What you need to know:

  • Some 33 years ago, then President Moi had a smooth ride until he clamped down on Kenyans’ freedoms
  • In three short weeks, MPs have targeted for attack the media, civil society and the Judiciary

There is a growing trend by the Jubilee Administration to roll back the reform gains of the last decade. This government seems to be too touchy, always running away from its own shadow even where there’s nothing to look back at.

Yet, this is not new — history seems to be repeating itself callously fast. Some 33 years ago, then President Moi had a smooth ride until he clamped down on Kenyans’ freedoms.

The measures he put in place to protect his presidency only ended up alienating him further from the people, and inspired dissent that would see his grand vision of Kanu ruling for 100 years crumble before his own eyes.

Far worse it is for President Kenyatta and his deputy William Ruto, who are ruling a youthful population, most of whom have known nothing but freedom of association and expression.

There is also a discerning larger middle class, which despite voting on ethnic lines worships at the altar of civil liberties. This group will not trade these freedoms for political expediency.

It started with a Parliament dominated by the ruling coalition and peopled by bullish and incorrigibly cantankerous individuals who believe that might is right and that numbers are everything.

In three short weeks, MPs have targeted for attack the media, civil society and the Judiciary.
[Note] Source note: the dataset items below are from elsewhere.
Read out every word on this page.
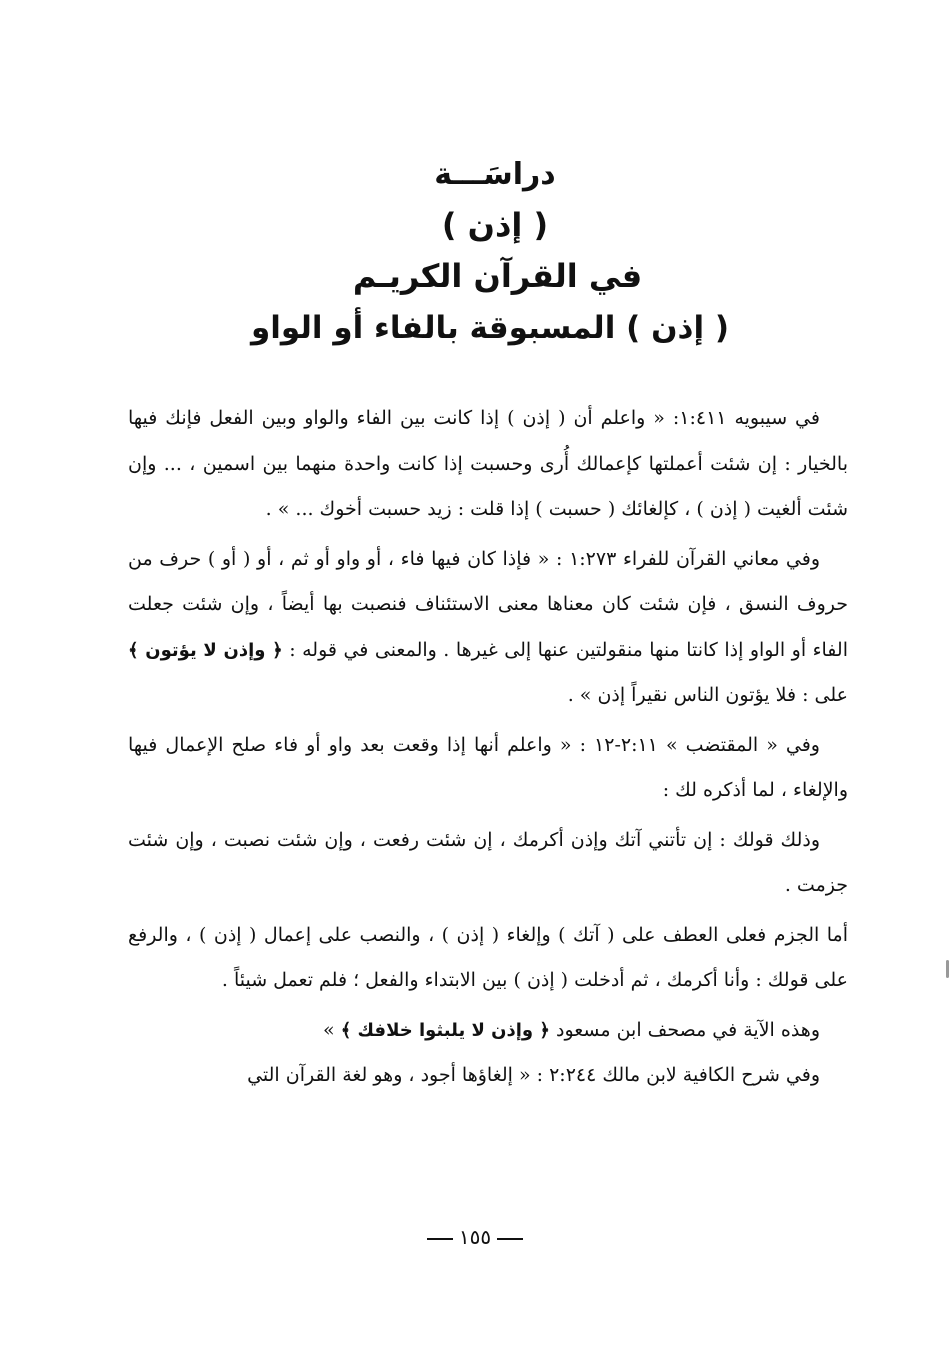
دراسَـــة
( إذن )
في القرآن الكريـم
( إذن ) المسبوقة بالفاء أو الواو

في سيبويه ١:٤١١: « واعلم أن ( إذن ) إذا كانت بين الفاء والواو وبين الفعل فإنك فيها بالخيار : إن شئت أعملتها كإعمالك أُرى وحسبت إذا كانت واحدة منهما بين اسمين ، ... وإن شئت ألغيت ( إذن ) ، كإلغائك ( حسبت ) إذا قلت : زيد حسبت أخوك ... » .

وفي معاني القرآن للفراء ١:٢٧٣ : « فإذا كان فيها فاء ، أو واو أو ثم ، أو ( أو ) حرف من حروف النسق ، فإن شئت كان معناها معنى الاستئناف فنصبت بها أيضاً ، وإن شئت جعلت الفاء أو الواو إذا كانتا منها منقولتين عنها إلى غيرها . والمعنى في قوله : ﴿ وإذن لا يؤتون ﴾ على : فلا يؤتون الناس نقيراً إذن » .

وفي « المقتضب » ٢:١١-١٢ : « واعلم أنها إذا وقعت بعد واو أو فاء صلح الإعمال فيها والإلغاء ، لما أذكره لك :

وذلك قولك : إن تأتني آتك وإذن أكرمك ، إن شئت رفعت ، وإن شئت نصبت ، وإن شئت جزمت .

أما الجزم فعلى العطف على ( آتك ) وإلغاء ( إذن ) ، والنصب على إعمال ( إذن ) ، والرفع على قولك : وأنا أكرمك ، ثم أدخلت ( إذن ) بين الابتداء والفعل ؛ فلم تعمل شيئاً .

وهذه الآية في مصحف ابن مسعود ﴿ وإذن لا يلبثوا خلافك ﴾ »

وفي شرح الكافية لابن مالك ٢:٢٤٤ : « إلغاؤها أجود ، وهو لغة القرآن التي

١٥٥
Reason? These watchdog institutions are too powerful for their liking. They claim to be fighting corruption and bad governance in the institutions, but in reality they are scavenging the horizon for opportunities for rent-seeking. (READ: Lawmakers now train their guns on NGOs)

Some years back, it used to be only a handful of lawmakers that would go rogue. Today, there’s a high chance that the young men and women we spirited into the august House on March 4 should not have been allowed near any ballot box.

But what’s more worrying is the silence of the President and his deputy on this matter. The more they look the other side as their sidekicks desecrate our national values, the more it’s tempting to conclude that the troops are doing their bidding.

As a newspaper we expect nothing short of respect for our national values and the freedoms written into our Constitution by the blood and sweat of our statesmen and women.

We may disagree and even negotiate with the Jubilee government on many fronts, but we will not yield even an inch in our resolve for Kenyans’ right to fight for a better life.

We will not sit by and watch as the civil society, which has become an important catalyst for good governance, is destroyed ostensibly because some of its members challenged the election of the Jubilee leaders to State House.

Kenyans don’t have to be cheerleaders to be patriotic. And this is the simple truth our leadership must ingest.

But there’s hope. We acknowledge the attempts the government is making on many fronts to improve service delivery to wananchi. However, all this will be in vain if they are not accompanied by genuine respect for diversity.

This leadership must learn to tolerate criticism. Mr Kenyatta and Mr Ruto may have cut their political teeth under the Kanu hegemony, but they should not allow MPs to make them poster children for repression. Gentlemen, you promised us change, now show us the benefits — not the sword of intolerance.